For mild cataracts detected during infancy, if the central transparent area of the lens is sufficiently large, close observation may be initially recommended. However, if the opacity interferes with light entry into the eye, surgery to remove the cloudy lens should be performed within the first 1–2 years of life. After surgery, refractive errors should be corrected using eyeglasses or contact lenses, followed by visual training to stimulate visual development. Most children can achieve good visual function with this comprehensive approach.

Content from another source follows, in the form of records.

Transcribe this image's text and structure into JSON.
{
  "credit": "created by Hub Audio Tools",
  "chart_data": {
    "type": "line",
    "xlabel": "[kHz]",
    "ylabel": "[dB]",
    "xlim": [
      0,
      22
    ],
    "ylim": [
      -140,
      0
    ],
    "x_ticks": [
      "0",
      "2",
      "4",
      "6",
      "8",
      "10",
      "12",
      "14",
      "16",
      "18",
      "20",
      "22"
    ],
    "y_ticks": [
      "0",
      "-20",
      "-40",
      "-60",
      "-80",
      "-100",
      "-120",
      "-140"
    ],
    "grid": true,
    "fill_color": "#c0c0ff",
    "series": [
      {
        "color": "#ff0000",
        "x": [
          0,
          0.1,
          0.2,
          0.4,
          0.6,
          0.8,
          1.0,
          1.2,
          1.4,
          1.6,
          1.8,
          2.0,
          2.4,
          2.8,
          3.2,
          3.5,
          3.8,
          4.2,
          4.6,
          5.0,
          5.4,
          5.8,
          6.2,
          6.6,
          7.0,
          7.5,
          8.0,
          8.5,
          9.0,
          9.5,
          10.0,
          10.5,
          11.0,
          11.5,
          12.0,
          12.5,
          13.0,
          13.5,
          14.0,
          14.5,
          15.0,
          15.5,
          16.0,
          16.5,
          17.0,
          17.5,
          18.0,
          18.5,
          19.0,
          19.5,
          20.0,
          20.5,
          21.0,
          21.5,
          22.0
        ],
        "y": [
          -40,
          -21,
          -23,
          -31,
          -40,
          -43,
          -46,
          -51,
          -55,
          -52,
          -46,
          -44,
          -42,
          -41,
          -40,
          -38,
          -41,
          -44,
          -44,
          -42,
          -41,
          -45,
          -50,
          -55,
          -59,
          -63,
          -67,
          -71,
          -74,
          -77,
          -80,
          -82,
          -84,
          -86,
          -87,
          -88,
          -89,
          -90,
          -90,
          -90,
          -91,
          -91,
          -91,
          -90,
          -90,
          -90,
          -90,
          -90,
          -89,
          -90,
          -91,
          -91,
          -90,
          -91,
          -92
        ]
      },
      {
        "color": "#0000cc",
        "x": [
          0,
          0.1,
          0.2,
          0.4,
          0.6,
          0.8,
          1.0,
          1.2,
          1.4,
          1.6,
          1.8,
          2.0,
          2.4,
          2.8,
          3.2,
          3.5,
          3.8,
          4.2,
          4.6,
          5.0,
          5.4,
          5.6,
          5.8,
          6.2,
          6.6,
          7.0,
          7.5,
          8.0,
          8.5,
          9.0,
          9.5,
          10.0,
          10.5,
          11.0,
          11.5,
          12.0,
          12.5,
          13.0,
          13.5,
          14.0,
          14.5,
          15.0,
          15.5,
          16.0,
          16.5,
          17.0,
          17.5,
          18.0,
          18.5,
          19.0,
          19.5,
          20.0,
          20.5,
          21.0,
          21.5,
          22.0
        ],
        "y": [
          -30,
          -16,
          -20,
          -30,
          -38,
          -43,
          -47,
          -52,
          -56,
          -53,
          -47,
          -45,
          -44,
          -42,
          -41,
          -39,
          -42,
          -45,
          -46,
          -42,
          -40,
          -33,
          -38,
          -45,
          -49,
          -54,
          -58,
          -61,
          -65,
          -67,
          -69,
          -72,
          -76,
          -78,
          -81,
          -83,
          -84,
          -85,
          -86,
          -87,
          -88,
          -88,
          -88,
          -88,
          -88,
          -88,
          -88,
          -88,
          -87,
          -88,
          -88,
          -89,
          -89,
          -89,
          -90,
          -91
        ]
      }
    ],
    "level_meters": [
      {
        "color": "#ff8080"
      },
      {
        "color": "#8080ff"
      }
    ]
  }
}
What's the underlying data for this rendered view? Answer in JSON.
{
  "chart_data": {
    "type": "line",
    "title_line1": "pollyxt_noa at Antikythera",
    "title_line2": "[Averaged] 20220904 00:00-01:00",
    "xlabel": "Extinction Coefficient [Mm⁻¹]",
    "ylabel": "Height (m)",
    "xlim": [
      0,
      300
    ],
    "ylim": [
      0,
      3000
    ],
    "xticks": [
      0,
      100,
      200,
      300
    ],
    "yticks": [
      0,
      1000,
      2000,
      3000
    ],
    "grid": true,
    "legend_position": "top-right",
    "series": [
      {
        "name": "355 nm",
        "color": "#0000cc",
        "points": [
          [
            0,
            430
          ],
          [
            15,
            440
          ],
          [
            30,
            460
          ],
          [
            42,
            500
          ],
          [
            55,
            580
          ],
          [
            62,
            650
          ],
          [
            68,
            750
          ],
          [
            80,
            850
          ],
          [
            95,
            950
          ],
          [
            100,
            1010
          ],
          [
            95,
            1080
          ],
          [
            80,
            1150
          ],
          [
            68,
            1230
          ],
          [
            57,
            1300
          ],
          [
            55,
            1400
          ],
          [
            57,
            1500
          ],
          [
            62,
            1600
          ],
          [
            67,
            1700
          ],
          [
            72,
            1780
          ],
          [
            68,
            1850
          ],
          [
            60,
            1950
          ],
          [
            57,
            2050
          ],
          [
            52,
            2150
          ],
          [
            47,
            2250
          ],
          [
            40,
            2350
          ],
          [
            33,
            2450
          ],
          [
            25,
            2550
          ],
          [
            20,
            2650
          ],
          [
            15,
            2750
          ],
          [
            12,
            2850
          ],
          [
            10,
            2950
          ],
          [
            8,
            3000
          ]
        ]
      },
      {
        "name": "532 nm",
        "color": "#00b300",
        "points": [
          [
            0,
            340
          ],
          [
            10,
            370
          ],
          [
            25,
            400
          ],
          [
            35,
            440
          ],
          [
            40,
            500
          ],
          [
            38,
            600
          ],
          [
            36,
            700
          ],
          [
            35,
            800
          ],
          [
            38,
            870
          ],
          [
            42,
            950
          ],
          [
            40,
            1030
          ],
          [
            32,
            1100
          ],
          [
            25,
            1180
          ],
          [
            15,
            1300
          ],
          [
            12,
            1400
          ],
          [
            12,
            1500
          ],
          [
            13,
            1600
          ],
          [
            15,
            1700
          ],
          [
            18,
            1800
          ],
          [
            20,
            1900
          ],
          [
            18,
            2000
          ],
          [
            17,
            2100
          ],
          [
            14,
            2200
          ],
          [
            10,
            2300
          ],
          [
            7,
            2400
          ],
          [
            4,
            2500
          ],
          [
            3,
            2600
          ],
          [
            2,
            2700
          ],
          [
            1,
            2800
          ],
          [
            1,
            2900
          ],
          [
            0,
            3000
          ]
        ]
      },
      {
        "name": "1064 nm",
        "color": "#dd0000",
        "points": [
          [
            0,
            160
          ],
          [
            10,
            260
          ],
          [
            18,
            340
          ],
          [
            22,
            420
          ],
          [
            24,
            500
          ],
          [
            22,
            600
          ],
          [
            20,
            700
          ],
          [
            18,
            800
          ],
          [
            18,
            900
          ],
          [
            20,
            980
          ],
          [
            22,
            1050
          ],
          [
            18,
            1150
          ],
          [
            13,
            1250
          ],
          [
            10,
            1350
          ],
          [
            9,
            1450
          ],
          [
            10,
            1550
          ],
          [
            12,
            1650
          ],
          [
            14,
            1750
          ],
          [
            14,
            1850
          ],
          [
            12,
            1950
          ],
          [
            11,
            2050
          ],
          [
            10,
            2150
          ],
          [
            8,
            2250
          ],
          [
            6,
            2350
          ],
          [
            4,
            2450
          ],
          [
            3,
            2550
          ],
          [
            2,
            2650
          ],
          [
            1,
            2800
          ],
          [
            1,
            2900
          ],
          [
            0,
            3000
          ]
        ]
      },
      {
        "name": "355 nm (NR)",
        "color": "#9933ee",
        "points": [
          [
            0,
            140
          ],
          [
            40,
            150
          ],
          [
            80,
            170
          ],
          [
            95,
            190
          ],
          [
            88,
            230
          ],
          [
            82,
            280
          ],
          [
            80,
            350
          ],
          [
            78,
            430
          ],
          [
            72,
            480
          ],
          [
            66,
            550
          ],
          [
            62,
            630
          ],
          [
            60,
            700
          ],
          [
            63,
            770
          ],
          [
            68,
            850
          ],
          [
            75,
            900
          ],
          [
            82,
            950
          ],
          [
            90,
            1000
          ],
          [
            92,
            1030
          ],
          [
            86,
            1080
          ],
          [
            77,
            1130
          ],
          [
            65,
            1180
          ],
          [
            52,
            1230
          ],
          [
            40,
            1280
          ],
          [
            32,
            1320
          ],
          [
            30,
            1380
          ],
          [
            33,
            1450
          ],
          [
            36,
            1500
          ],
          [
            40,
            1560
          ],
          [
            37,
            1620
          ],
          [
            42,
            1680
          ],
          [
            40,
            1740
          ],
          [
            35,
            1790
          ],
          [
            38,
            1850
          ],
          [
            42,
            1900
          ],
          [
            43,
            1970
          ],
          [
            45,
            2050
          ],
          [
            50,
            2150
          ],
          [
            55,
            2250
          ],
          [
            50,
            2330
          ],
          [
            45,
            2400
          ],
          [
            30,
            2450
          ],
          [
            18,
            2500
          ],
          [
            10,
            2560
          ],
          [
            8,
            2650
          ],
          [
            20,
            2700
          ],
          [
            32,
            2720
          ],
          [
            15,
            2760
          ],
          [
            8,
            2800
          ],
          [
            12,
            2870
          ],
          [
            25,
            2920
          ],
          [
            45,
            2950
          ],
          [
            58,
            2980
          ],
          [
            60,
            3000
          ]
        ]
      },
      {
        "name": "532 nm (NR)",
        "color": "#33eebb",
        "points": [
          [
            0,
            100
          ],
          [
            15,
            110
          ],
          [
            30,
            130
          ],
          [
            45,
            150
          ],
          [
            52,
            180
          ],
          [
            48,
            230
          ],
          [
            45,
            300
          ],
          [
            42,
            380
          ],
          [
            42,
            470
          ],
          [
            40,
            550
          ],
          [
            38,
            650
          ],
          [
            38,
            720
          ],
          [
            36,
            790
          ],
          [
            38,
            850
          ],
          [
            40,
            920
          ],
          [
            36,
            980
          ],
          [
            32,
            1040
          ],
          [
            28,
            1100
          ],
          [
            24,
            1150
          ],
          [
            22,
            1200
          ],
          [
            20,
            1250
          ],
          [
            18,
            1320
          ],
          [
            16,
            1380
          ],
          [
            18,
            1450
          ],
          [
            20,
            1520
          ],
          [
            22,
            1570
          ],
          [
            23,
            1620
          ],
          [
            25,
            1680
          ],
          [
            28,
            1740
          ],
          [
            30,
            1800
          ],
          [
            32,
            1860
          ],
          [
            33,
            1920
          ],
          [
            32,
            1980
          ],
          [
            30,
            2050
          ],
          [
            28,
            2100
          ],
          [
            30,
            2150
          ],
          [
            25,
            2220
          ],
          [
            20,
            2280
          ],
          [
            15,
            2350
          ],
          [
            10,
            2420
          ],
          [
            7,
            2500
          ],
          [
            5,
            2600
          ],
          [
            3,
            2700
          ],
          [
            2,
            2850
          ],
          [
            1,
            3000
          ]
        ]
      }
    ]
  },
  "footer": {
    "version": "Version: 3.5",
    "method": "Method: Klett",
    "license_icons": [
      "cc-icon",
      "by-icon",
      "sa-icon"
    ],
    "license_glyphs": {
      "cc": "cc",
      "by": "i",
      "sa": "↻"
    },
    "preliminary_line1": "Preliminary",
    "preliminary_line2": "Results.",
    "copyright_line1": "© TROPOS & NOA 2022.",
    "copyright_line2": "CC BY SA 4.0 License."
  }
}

If treatment is delayed beyond the critical period of visual development, prolonged obstruction of light by the opaque lens can lead to arrested retinal development and result in amblyopia (lazy eye). In such cases, even after surgical removal of the cataract, the established amblyopia is difficult to fully reverse, significantly reducing the effectiveness of vision recovery. Additional complications such as strabismus may also occur.
Parents should pay attention to newborn vision screening and schedule regular pediatric ophthalmologic examinations. After surgery, it is essential to strictly follow medical advice regarding optical correction and visual therapy. Children should avoid prolonged near-work, and sufficient outdoor activity should be ensured to create optimal conditions for visual recovery.